27 Aug / Law of Attraction – In Action?
The Law of Attraction is a beautiful thing because no matter what you’re powerfully giving your attention to, it brings it right to you. Like the endless amount of checks I receive in the mail, or my love of red Cabrio’s which I see every time I’m out driving. Or a book deal, which is on its way to me, or national magazine publication, which is also happening right now. But, the same goes for the stuff I DON’T want.
And so, late Saturday night I found myself in the ER at St. Vincent’s Hospital (btw – lovely hospital and the staff is AMAZING! Shout out’s to Dr. Douglas and Mary, my nurse). I’m not sure if it’s all the attention I was paying to my sister’s getting that new HPV vaccine or the fact that one of my sis’s had pre-cancerous cells burned off or that my grandparents have cut me out of their lives due to differing religious beliefs (they’re Jehovah’s Witnesses, I am not). Perhaps it was the extreme anger I’ve been feeling towards a particular situation that is out of my control. Most likely, it’s a little bit of all of those things that sent me running to the ER in horrible pain.

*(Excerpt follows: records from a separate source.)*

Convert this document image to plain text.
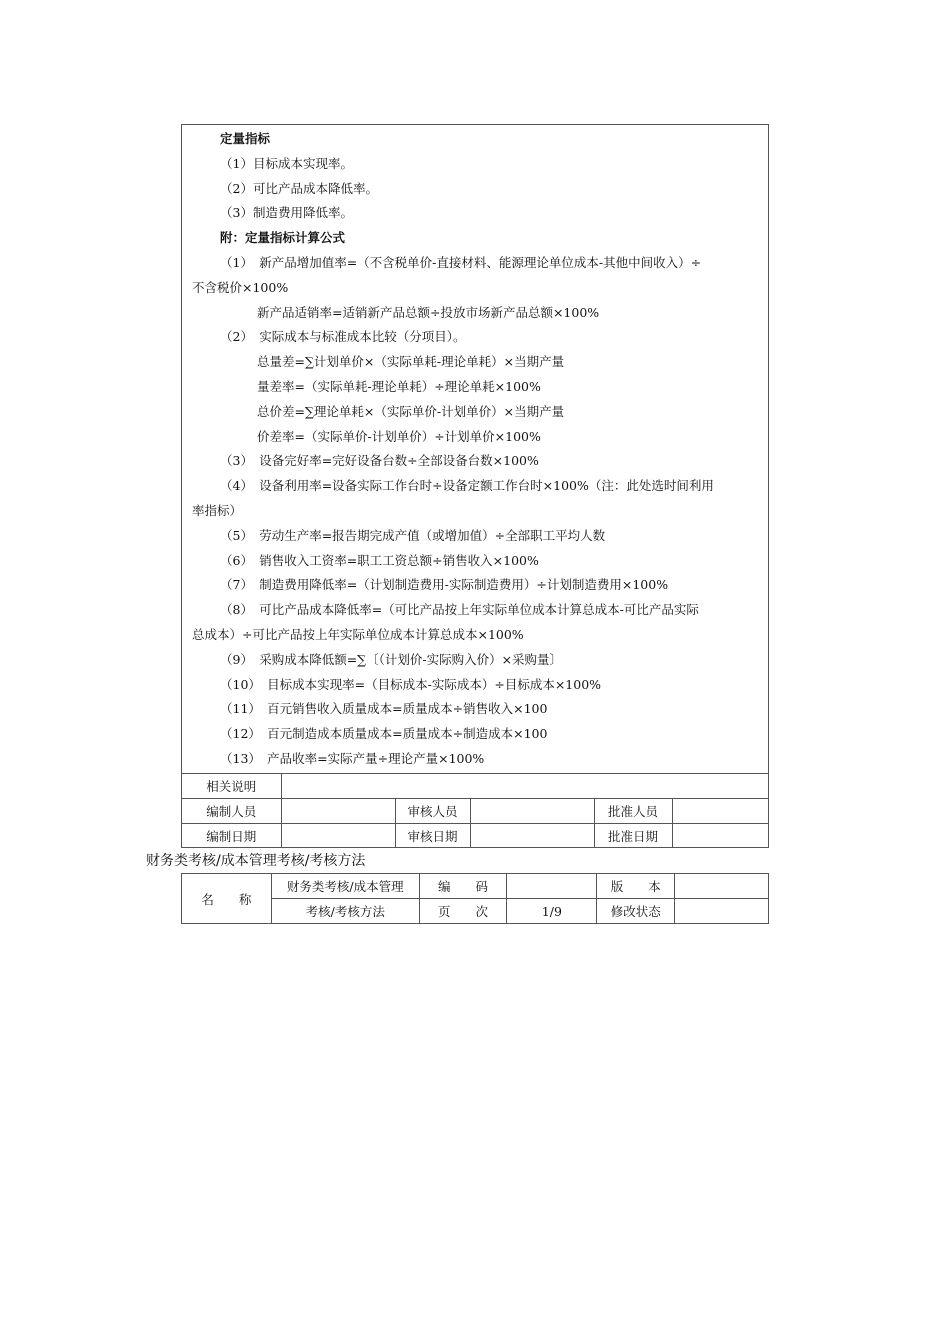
定量指标
（1）目标成本实现率。
（2）可比产品成本降低率。
（3）制造费用降低率。
附：定量指标计算公式
（1）　新产品增加值率=（不含税单价-直接材料、能源理论单位成本-其他中间收入）÷
不含税价×100%
新产品适销率=适销新产品总额÷投放市场新产品总额×100%
（2）　实际成本与标准成本比较（分项目）。
总量差=∑计划单价×（实际单耗-理论单耗）×当期产量
量差率=（实际单耗-理论单耗）÷理论单耗×100%
总价差=∑理论单耗×（实际单价-计划单价）×当期产量
价差率=（实际单价-计划单价）÷计划单价×100%
（3）　设备完好率=完好设备台数÷全部设备台数×100%
（4）　设备利用率=设备实际工作台时÷设备定额工作台时×100%（注：此处选时间利用
率指标）
（5）　劳动生产率=报告期完成产值（或增加值）÷全部职工平均人数
（6）　销售收入工资率=职工工资总额÷销售收入×100%
（7）　制造费用降低率=（计划制造费用-实际制造费用）÷计划制造费用×100%
（8）　可比产品成本降低率=（可比产品按上年实际单位成本计算总成本-可比产品实际
总成本）÷可比产品按上年实际单位成本计算总成本×100%
（9）　采购成本降低额=∑〔（计划价-实际购入价）×采购量〕
（10）　目标成本实现率=（目标成本-实际成本）÷目标成本×100%
（11）　百元销售收入质量成本=质量成本÷销售收入×100
（12）　百元制造成本质量成本=质量成本÷制造成本×100
（13）　产品收率=实际产量÷理论产量×100%
相关说明					
编制人员		审核人员		批准人员	
编制日期		审核日期		批准日期	
财务类考核/成本管理考核/考核方法
名　　称	财务类考核/成本管理	编　　码		版　　本	
	考核/考核方法	页　　次	1/9	修改状态	
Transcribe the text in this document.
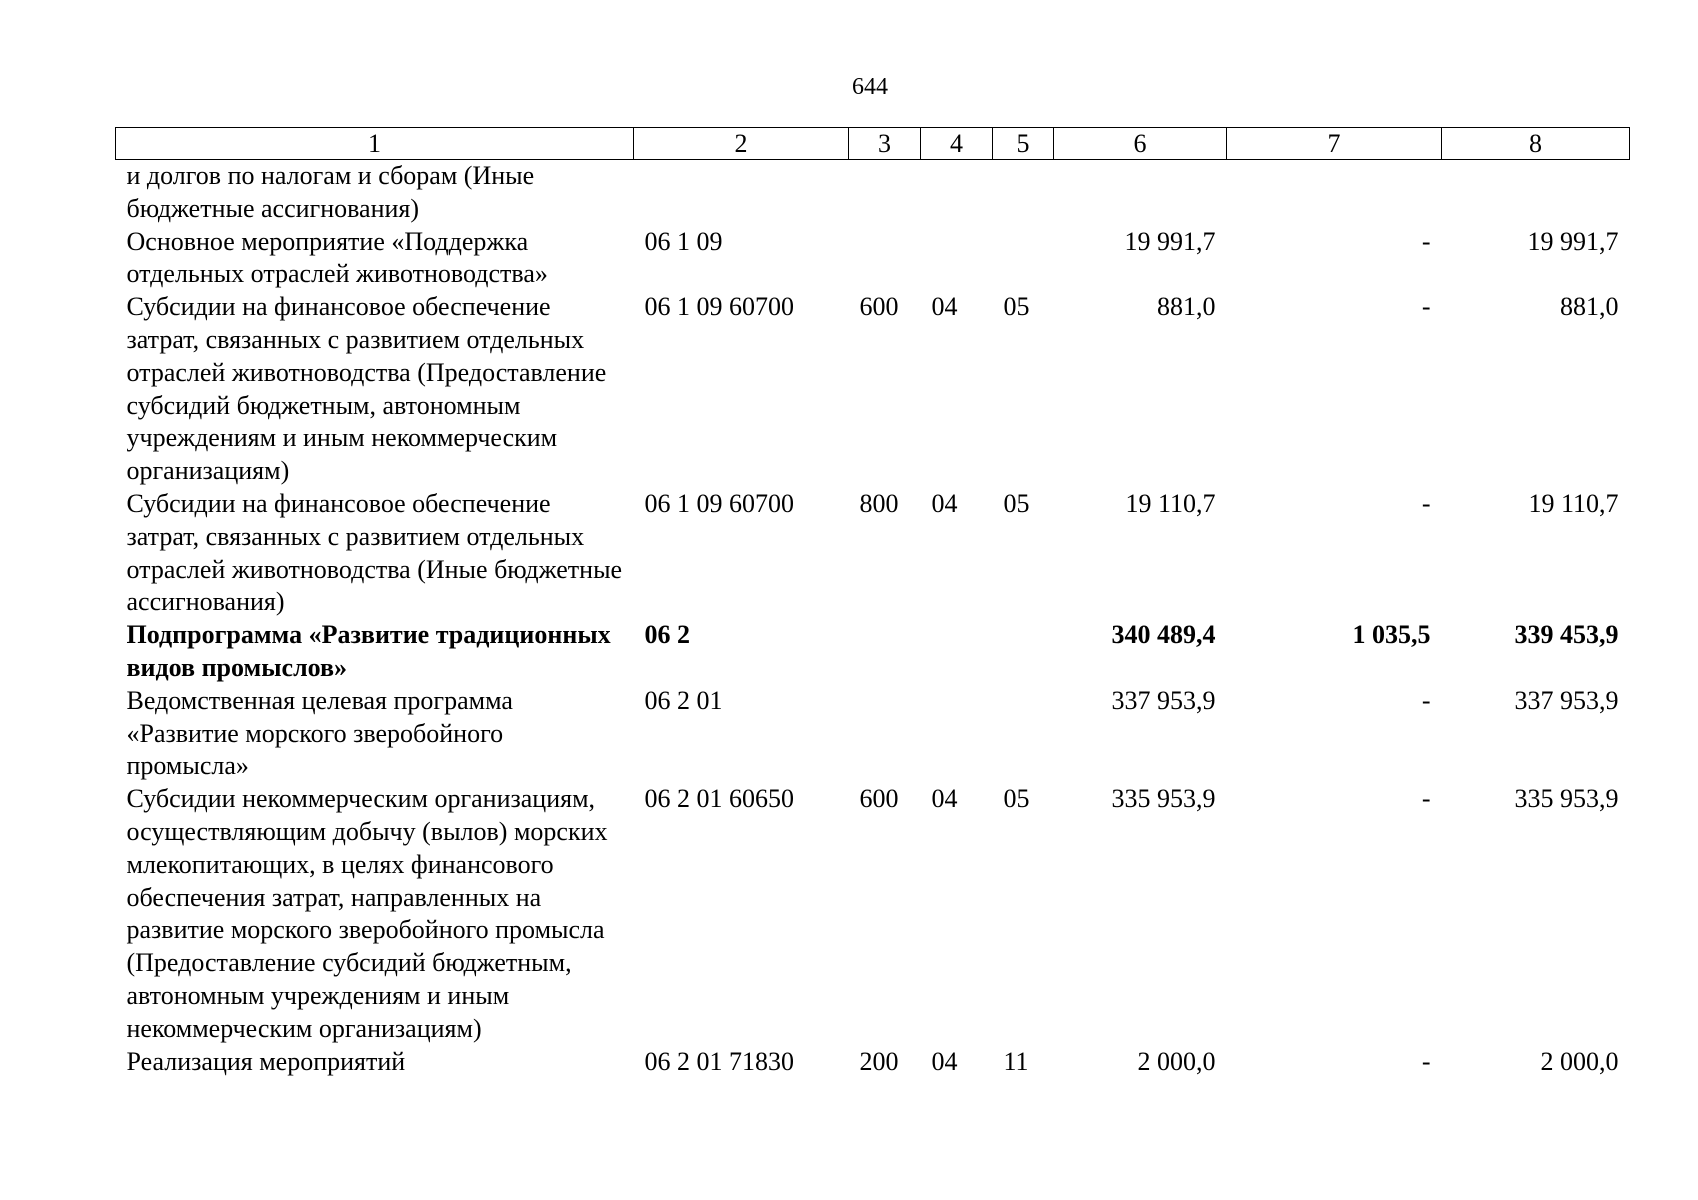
644
1	2	3	4	5	6	7	8
и долгов по налогам и сборам (Иные бюджетные ассигнования)							
Основное мероприятие «Поддержка отдельных отраслей животноводства»	06 1 09				19 991,7	-	19 991,7
Субсидии на финансовое обеспечение затрат, связанных с развитием отдельных отраслей животноводства (Предоставление субсидий бюджетным, автономным учреждениям и иным некоммерческим организациям)	06 1 09 60700	600	04	05	881,0	-	881,0
Субсидии на финансовое обеспечение затрат, связанных с развитием отдельных отраслей животноводства (Иные бюджетные ассигнования)	06 1 09 60700	800	04	05	19 110,7	-	19 110,7
Подпрограмма «Развитие традиционных видов промыслов»	06 2				340 489,4	1 035,5	339 453,9
Ведомственная целевая программа «Развитие морского зверобойного промысла»	06 2 01				337 953,9	-	337 953,9
Субсидии некоммерческим организациям, осуществляющим добычу (вылов) морских млекопитающих, в целях финансового обеспечения затрат, направленных на развитие морского зверобойного промысла (Предоставление субсидий бюджетным, автономным учреждениям и иным некоммерческим организациям)	06 2 01 60650	600	04	05	335 953,9	-	335 953,9
Реализация мероприятий	06 2 01 71830	200	04	11	2 000,0	-	2 000,0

Now, I’m going to live. I’m going to be more than fine, but this experience was a wake-up call. My life is good. I mean, the best it has ever been. My career is incredible, I have wonderful friends and I’m having the best romantic relationship of my life. Each day I am overcome with gratitude and yet, I find myself dealing with a health problem. And then the answer comes. The doctor’s orders? No high-impact exercising (I’m a lil’ obsessive when it comes to weight/exercise), more sleep and no stress. Aha! The universe, once again, is giving me exactly what I need.
And so, I will make more refinements. My body and soul is demanding it. Slow the pace down more, eat even better and give my body all of the tools it needs to heal itself.
Since I know, and as a dear friend pointed out, in a spiritual sense I am already completely healthy, it’s only a matter of aligning the two. Sometimes, I get so wrapped up in the physical, I forget to reach deep within. And then, my body responds – screaming at me, since I’ve disregarded it’s earlier endeavors to slow down.
It is truly amazing to see the perfection in every life circumstance and I am blessed to be on this Earth to do so. If you have words of wisdom for me or healing techniques that have worked for you – please leave a comment, I would love to hear all about it!
(Note: Pic is the day of the ER visit – don’t I look so very healthy?! – with my b-friend at a friend’s b-day party.)